Della Wells, an artist and community activist, argues that Americans’ self-absorption blinds us to the needs of others.
In 1968, Andy Warhol said, “In the future everybody will be famous for 15 minutes.” And individualism has been touted as one of the cornerstones that helped build the U.S. economy and spurred American innovation. Warhol’s prediction seems to be the current state of self-imposed reality and the notion of American individualism has never been more prevalent than it is today. Reality television, social media and other technology have animated Warhol’s assertion, and the notion of American individualism has fueled the current paradigm — the domination of self-absorption. And I am sick of it!
What bothers me most about our self-absorbed obsession is that it does not allow us to see others, situations or ourselves clearly. It blinds us to truth and to the reality of others. More importantly, it clouds our perceptions of ourselves. When this happens, it gives us permission to adopt a “kiss my grits” mentality. In other words, it fuels the notion that certain people are not valued in our society.

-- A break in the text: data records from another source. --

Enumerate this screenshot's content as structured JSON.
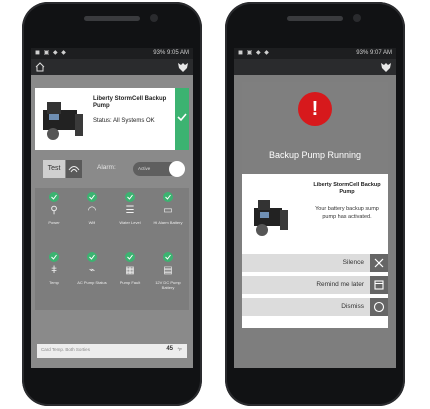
{
  "phone1": {
    "status_bar": {
      "time": "9:05 AM",
      "battery": "93%"
    },
    "device": {
      "name": "Liberty StormCell Backup Pump",
      "status": "Status: All Systems OK"
    },
    "controls": {
      "test_label": "Test",
      "alarm_label": "Alarm:",
      "alarm_value": "Active"
    },
    "tiles": [
      {
        "icon": "power-plug-icon",
        "label": "Power"
      },
      {
        "icon": "wifi-icon",
        "label": "Wifi"
      },
      {
        "icon": "water-level-icon",
        "label": "Water Level"
      },
      {
        "icon": "battery-icon",
        "label": "Hi Alarm Battery"
      },
      {
        "icon": "thermometer-icon",
        "label": "Temp"
      },
      {
        "icon": "pulse-icon",
        "label": "AC Pump Status"
      },
      {
        "icon": "pump-icon",
        "label": "Pump Fault"
      },
      {
        "icon": "battery-pump-icon",
        "label": "12V DC Pump Battery"
      }
    ],
    "bottom": {
      "text": "Card Temp. Both Sorties",
      "temp_value": "45",
      "temp_unit": "°F"
    }
  },
  "phone2": {
    "status_bar": {
      "time": "9:07 AM",
      "battery": "93%"
    },
    "dialog": {
      "title": "Backup Pump Running",
      "device_name": "Liberty StormCell Backup Pump",
      "message": "Your battery backup sump pump has activated."
    },
    "actions": {
      "silence": "Silence",
      "remind": "Remind me later",
      "dismiss": "Dismiss"
    }
  },
  "colors": {
    "ok_green": "#3cb371",
    "alert_red": "#d7191c",
    "app_gray": "#8a8a8a"
  }
}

This preoccupation with ourselves has distorted the cultural, economic and political climate in America. It divides us as a nation and it operates on the premise that if you think and act like I want you to, things will be okay. The problem with that logic is it only considers one perspective and feeling. When that happens, conflict can and will occur.

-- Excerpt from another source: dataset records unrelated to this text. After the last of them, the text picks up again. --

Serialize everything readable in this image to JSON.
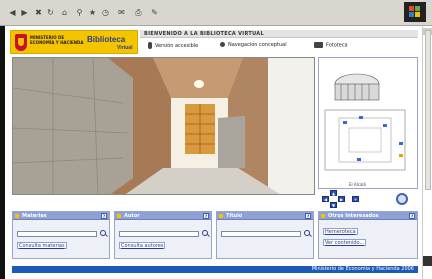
{
  "browser": {
    "toolbar_icons": [
      "back-icon",
      "forward-icon",
      "stop-icon",
      "refresh-icon",
      "home-icon",
      "search-icon",
      "favorites-icon",
      "history-icon",
      "mail-icon",
      "print-icon",
      "edit-icon"
    ]
  },
  "header": {
    "ministry_name": "Ministerio de Economía y Hacienda",
    "library_title": "Biblioteca",
    "library_subtitle": "Virtual",
    "welcome": "BIENVENIDO A LA BIBLIOTECA VIRTUAL",
    "modes": [
      {
        "label": "Versión accesible",
        "icon": "person-icon"
      },
      {
        "label": "Navegación conceptual",
        "icon": "network-icon"
      },
      {
        "label": "Fototeca",
        "icon": "camera-icon"
      }
    ]
  },
  "map": {
    "caption": "El Alcalá"
  },
  "panels": [
    {
      "title": "Materias",
      "input": "",
      "links": [
        "Consulta materias"
      ]
    },
    {
      "title": "Autor",
      "input": "",
      "links": [
        "Consulta autores"
      ]
    },
    {
      "title": "Título",
      "input": "",
      "links": []
    },
    {
      "title": "Otros Interesados",
      "input": null,
      "links": [
        "Hemeroteca",
        "Ver contenido..."
      ]
    }
  ],
  "footer": {
    "text": "Ministerio de Economía y Hacienda 2006"
  },
  "colors": {
    "brand_yellow": "#f5c400",
    "brand_blue": "#2a3e88",
    "panel_header": "#8ea0d4",
    "footer": "#1c5ab8"
  }
}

Many of the problems we face, such as racism, sexism, ageism, violence, corporate greed, economic inequality, etc. are rooted in this notion of self-absorption. Even poor customer service can be rooted in preoccupation with ourselves. Often the end result is angry outbursts, because we don’t feel heard.
However, our preoccupation with ourselves may not be totally our fault. Our childhoods and how we were parented may have contributed to this phenomenon. During the 1950s, the world-famous pediatrician Dr. Benjamin Spock influenced how the parents of the Baby Boomer generation raised their children, who in turn raised the millennial generation with the “every child gets a trophy” mentality. This may be a factor in why so many of us now believe our own hype.
Regardless of what factors contributed to our own self-importance, we must move beyond the limited parameters of ourselves and seek out various possibilities for good to make the world a better place for all and for future generations. If we don’t, we are doomed as a society. American individualism cannot flourish without the work and sacrifice of the American collective. Moreover, our 15 minutes of fame or glory will fade into the infinite pages of history, where our self-absorbed society may not even be remembered.